Glassnode notes that despite these signs of NFT market resurgence, the Ethereum network adoption rate is still low. The volume of new addresses being created is still 40 per cent under the peak seen a year ago. The take-away for crypto traders is that that February’s uptick in NFT activity is being driven by current NFT holders, rather than a sudden influx of new ones.
And fee income growth across the Ethereum ecosystem remains uneven. Glassnode says that the heating-up competition between Blur and OpenSea is tightening the flow of funding available to new NFT projects, which in the past would have depended on secondary royalties from Ethereum for revenue.

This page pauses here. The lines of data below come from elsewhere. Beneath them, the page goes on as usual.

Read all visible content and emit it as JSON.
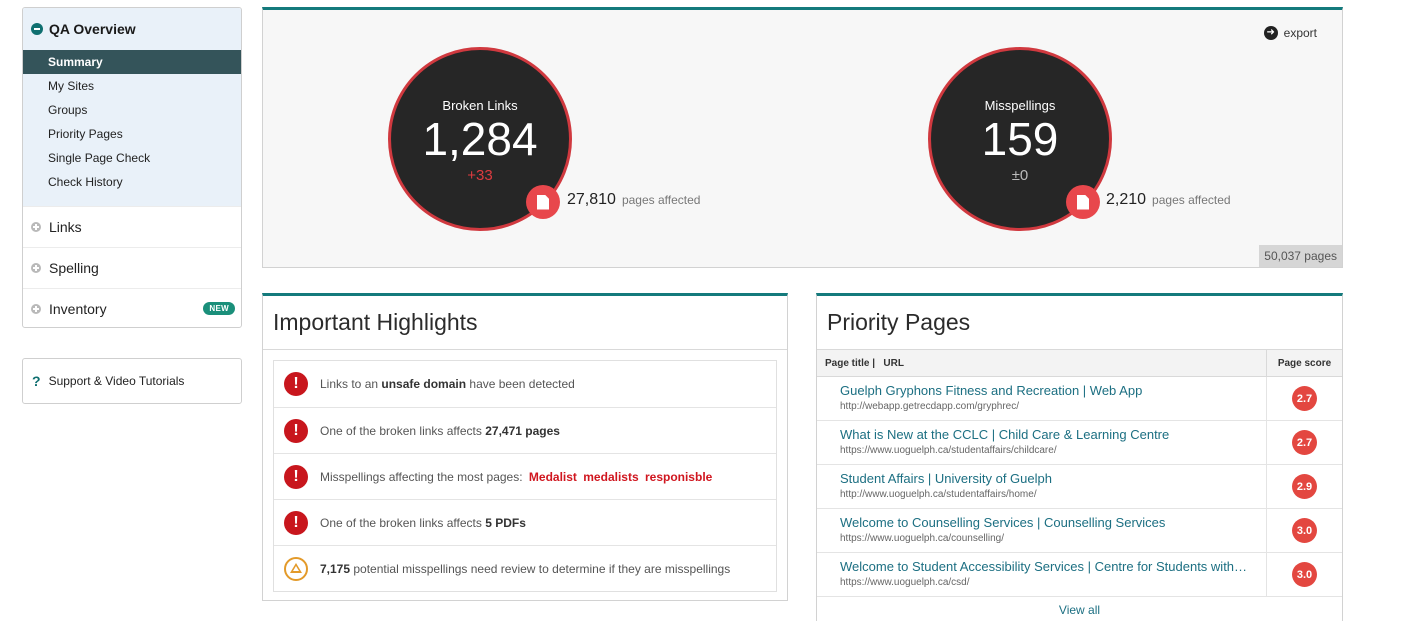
{
  "sidebar": {
    "section_title": "QA Overview",
    "sub_items": [
      {
        "label": "Summary"
      },
      {
        "label": "My Sites"
      },
      {
        "label": "Groups"
      },
      {
        "label": "Priority Pages"
      },
      {
        "label": "Single Page Check"
      },
      {
        "label": "Check History"
      }
    ],
    "items": [
      {
        "label": "Links"
      },
      {
        "label": "Spelling"
      },
      {
        "label": "Inventory",
        "badge": "NEW"
      }
    ],
    "support_label": "Support & Video Tutorials"
  },
  "summary": {
    "export_label": "export",
    "broken_links": {
      "title": "Broken Links",
      "value": "1,284",
      "delta": "+33",
      "pages_affected": "27,810",
      "pages_affected_label": "pages affected"
    },
    "misspellings": {
      "title": "Misspellings",
      "value": "159",
      "delta": "±0",
      "pages_affected": "2,210",
      "pages_affected_label": "pages affected"
    },
    "total_pages": "50,037 pages"
  },
  "highlights": {
    "title": "Important Highlights",
    "rows": [
      {
        "pre": "Links to an ",
        "bold": "unsafe domain",
        "post": " have been detected"
      },
      {
        "pre": "One of the broken links affects ",
        "bold": "27,471 pages",
        "post": ""
      },
      {
        "pre": "Misspellings affecting the most pages:",
        "words": [
          "Medalist",
          "medalists",
          "responisble"
        ]
      },
      {
        "pre": "One of the broken links affects ",
        "bold": "5 PDFs",
        "post": ""
      },
      {
        "bold": "7,175",
        "post": " potential misspellings need review to determine if they are misspellings"
      }
    ]
  },
  "priority": {
    "title": "Priority Pages",
    "col_page_title": "Page title",
    "col_sep": "|",
    "col_url": "URL",
    "col_score": "Page score",
    "rows": [
      {
        "title": "Guelph Gryphons Fitness and Recreation | Web App",
        "url": "http://webapp.getrecdapp.com/gryphrec/",
        "score": "2.7"
      },
      {
        "title": "What is New at the CCLC | Child Care & Learning Centre",
        "url": "https://www.uoguelph.ca/studentaffairs/childcare/",
        "score": "2.7"
      },
      {
        "title": "Student Affairs | University of Guelph",
        "url": "http://www.uoguelph.ca/studentaffairs/home/",
        "score": "2.9"
      },
      {
        "title": "Welcome to Counselling Services | Counselling Services",
        "url": "https://www.uoguelph.ca/counselling/",
        "score": "3.0"
      },
      {
        "title": "Welcome to Student Accessibility Services | Centre for Students with…",
        "url": "https://www.uoguelph.ca/csd/",
        "score": "3.0"
      }
    ],
    "view_all": "View all"
  }
}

While all of the big name Ethereum NFT collections saw their valuations crater during last year’s wider crypto market crash, the CryptoPunks collection bucked the broader trend. Following two multi-million-dollar sales in July 2022, the minimum or ‘floor’ price for one of the project’s NFTs rose substantially over a one-week period.
The floor price for CryptoPunks on secondary marketplaces jumped to above USD 100,000 on 18th July 2022, the first time it had reached such a high since the crypto crash began in mid-May 2022. Data from NFT Price Floor showed the floor price for CryptoPunks at 84.84 ETH, or about USD 113,000.

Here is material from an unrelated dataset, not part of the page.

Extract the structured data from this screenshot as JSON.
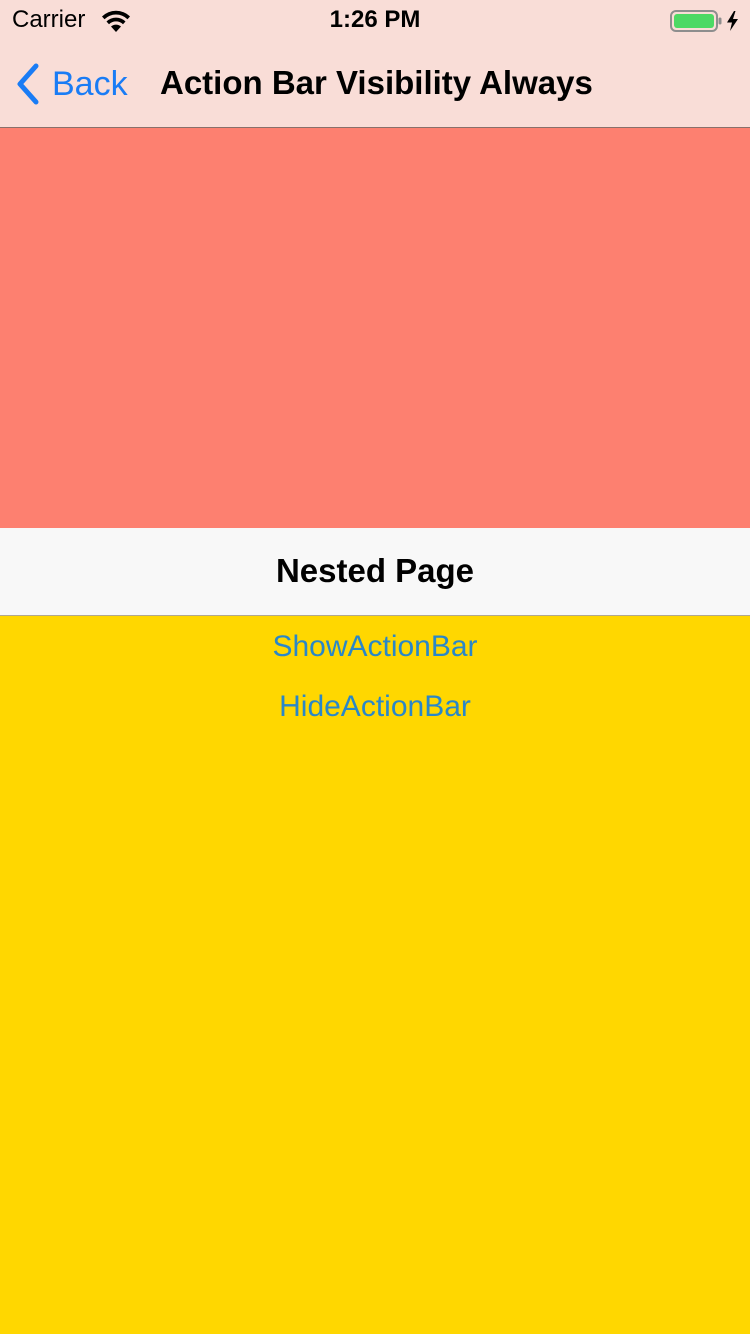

That meant the entry-level price for CryptoPunks leapt by more than 30 per cent in a week.
The rising value of Ethereum, up 27 per cent over the past seven days, was part of the story. However, when measured against ETH, the CryptoPunks floor beat Ether's rise by nearly 26 per cent over the previous 30 days.

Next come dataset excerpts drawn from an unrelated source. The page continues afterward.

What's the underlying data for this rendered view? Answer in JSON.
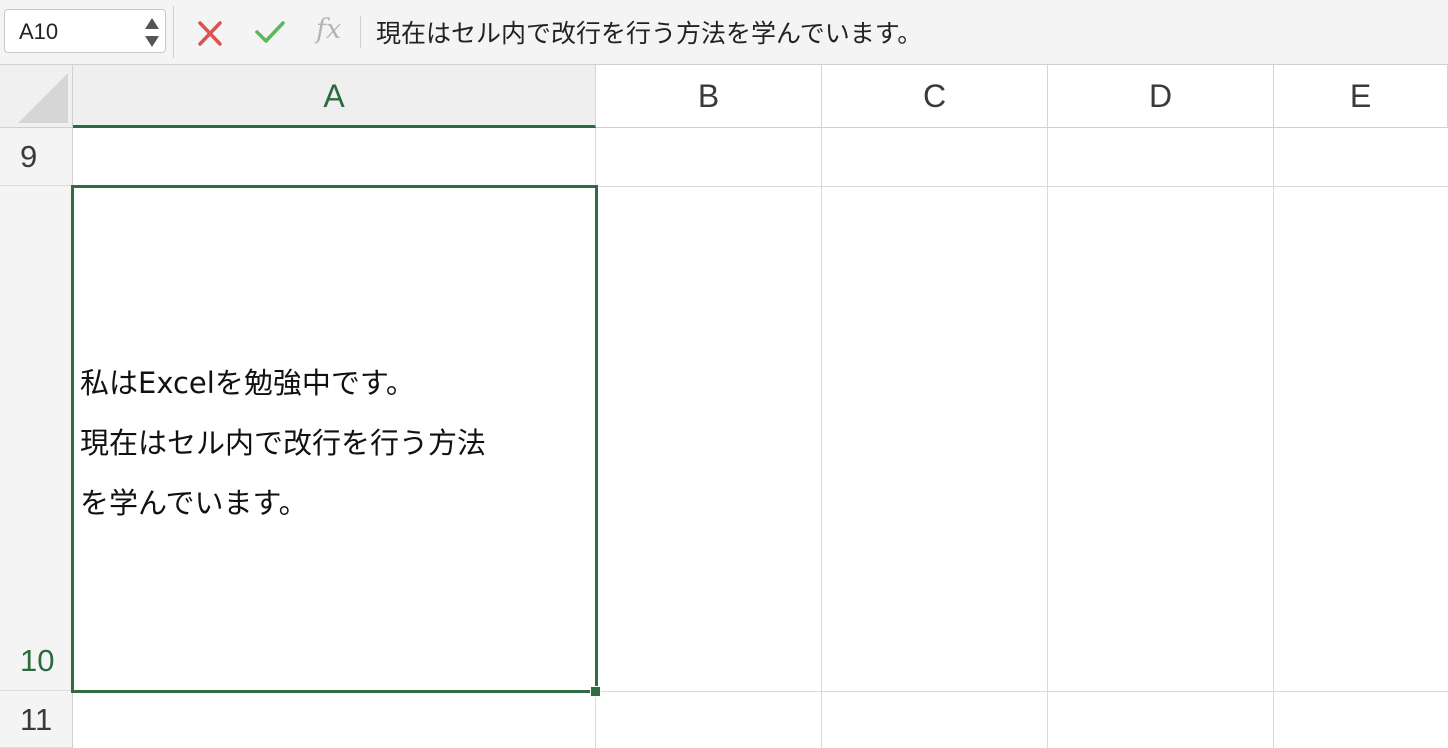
{
  "formula_bar": {
    "name_box": "A10",
    "fx_label": "fx",
    "formula_text": "現在はセル内で改行を行う方法を学んでいます。"
  },
  "columns": [
    "A",
    "B",
    "C",
    "D",
    "E"
  ],
  "rows": [
    "9",
    "10",
    "11"
  ],
  "active_cell": {
    "lines": [
      "私はExcelを勉強中です。",
      "現在はセル内で改行を行う方法",
      "を学んでいます。"
    ]
  },
  "colors": {
    "selection": "#2f6c42",
    "cancel": "#d9534f",
    "enter": "#5cb85c"
  },
  "icons": [
    "cancel-icon",
    "enter-icon",
    "name-box-stepper-icon",
    "select-all-icon"
  ]
}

It didn’t set off a market-wide uptrend for high-value NFTs, however. A-list collection Bored Ape Yacht Club, for example, saw its ETH floor price fall by five per cent the same week.
CryptoPunks has been one of the most successful projects in the NFT space. Parent developer Larva Labs launched the collection in 2017, first giving away its NFTs for free to stoke interest. Owning a CryptoPunks NFT has since become a status symbol for crypto enthusiasts and celebrities alike. To date, the collection has posted more than USD two billion in trading volume, including a record purchase worth USD 23 million recorded in March 2022.
The two biggest players in the NFT space have been Larva Labs and Yuga Labs. Both companies are known for treating their collections, and NFT traders, very differently. Larva was one of the first to get behind the Ethereum NFT market, though the project’s leaders seemed content to ride the wave when the overall crypto market went into overdrive in 2021.
Yuga Labs saw the crypto surge as a signal that change was afoot and changed its model, becoming similar to a members-only club and adding exclusivity and cachet to its NFT products.
That move, and the celebrity endorsements that came rolling in as a result, changed the game. Perhaps seeing that it had made a strategic error, Larva sold its key IP to Yuga. Now both companies find themselves once again riding the whims of crypto market volatility.
In March of 2022, Larva Labs announced it was selling the IP for CyptoPunks to Yuga Labs. News of the sale sent prices for CryptoPunks NFTs through the roof.
Analysts said at the time that NFT buyers were looking to ‘flip’ their CryptoPunks purchases and gain a windfall on the secondary market.